Stitch Fix works with a mix of wholesale and direct-to-consumer brands, including Nike, Of Mercer, Madewell, Calvin Klein, Ministry of Supply and Eloquii.
The Jetblack approach: AI shopping
Brands that sell on data-driven retail platforms have to accept they are taking the backseat to an algorithm, disappearing into a vast volume of inventory and emerging only when the right combination of data insight and human stylist judgment determines it would be worthwhile.
That’s a new pill to swallow for brands used to working connections or paying up for better positioning, but it can be a worthy trade-off to appear in the right setting.
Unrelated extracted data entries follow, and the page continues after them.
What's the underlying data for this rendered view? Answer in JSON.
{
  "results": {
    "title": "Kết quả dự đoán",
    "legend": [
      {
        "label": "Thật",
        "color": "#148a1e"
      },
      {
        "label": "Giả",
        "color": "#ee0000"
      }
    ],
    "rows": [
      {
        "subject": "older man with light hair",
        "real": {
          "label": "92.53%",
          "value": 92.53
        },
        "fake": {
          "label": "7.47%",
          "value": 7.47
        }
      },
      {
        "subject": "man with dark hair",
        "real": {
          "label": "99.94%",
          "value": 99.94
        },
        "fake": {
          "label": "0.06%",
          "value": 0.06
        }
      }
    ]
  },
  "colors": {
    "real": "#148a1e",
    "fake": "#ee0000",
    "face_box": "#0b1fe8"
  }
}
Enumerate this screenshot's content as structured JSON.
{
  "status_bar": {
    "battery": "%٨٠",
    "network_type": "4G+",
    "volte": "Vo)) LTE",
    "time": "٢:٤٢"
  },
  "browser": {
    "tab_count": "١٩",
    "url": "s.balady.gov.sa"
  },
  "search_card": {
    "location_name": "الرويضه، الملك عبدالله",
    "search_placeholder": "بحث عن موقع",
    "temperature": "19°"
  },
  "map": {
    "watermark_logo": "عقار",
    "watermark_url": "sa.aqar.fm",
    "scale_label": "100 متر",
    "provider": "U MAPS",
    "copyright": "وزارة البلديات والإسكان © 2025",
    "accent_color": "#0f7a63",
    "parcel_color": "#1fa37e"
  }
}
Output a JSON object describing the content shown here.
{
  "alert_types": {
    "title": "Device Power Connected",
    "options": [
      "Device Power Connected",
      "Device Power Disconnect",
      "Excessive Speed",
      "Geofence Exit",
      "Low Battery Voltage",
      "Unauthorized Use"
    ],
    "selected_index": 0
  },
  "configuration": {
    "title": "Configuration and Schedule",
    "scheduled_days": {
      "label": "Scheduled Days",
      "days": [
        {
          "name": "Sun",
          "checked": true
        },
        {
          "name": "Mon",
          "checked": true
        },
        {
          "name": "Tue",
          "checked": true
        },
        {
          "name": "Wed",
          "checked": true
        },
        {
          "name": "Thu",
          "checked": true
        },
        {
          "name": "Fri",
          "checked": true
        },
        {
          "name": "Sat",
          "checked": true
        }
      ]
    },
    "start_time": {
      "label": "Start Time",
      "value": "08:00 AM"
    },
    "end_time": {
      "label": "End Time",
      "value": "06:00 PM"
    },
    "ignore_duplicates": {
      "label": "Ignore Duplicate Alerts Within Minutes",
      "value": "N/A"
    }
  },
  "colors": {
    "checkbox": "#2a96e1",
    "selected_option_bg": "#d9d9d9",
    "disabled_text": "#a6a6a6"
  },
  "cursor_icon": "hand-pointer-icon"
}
Jetblack, a concierge shopping service born out of Walmart’s Store No. 8 tech incubator in 2018, wants to take the effort out of errands like picking up toilet paper. According to Kathryn Winokur, Jetblack’s head of marketing, customers (right now, it is an invitation-only, $50-per-month service for people living in Manhattan and the Manhattan-adjacent neighborhoods in Brooklyn) can text pretty much any shopping-related request (from “I’m out of toilet paper” to “I’m going to the Hamptons and need beach gear”) and receive items no later than the following day. The brands that surface are either set by customer preferences or plucked from Jet.com and Walmart’s inventory. Winokur said that Jetblack has fulfilled orders with tens of thousands of brands, including Pottery Barn, pitching the opportunity to reach the “highly influential Jetblack member base.”
The Rent the Runway approach: No need to own
Getting in front of new customers means brands may have to get used to the idea of customers not owning their pieces whatsoever, instead opting to rent. Like Stitch Fix, Rent the Runway offers exposure and data in exchange for inventory.
“For us, our success is based on brand success. We share a lot with our brands to succeed in the market,” says Sarah Tam, chief merchant officer at Rent the Runway. “Wholesale has been a restricting way of doing business, and so we’re meeting brands where they want to be met to expand their businesses. Wholesale doesn’t have the same growth attached to it.”
The opening up of data sharing with retail partners is the marked differentiator. Designer Tanya Taylor used Rent the Runway insight to plan her brand’s expansion to plus-size. “If we had done this 15 years ago, we would be reliant on hearing Bergdorfs tell us who our customer is,” says Taylor. “It’s empowering as a brand.”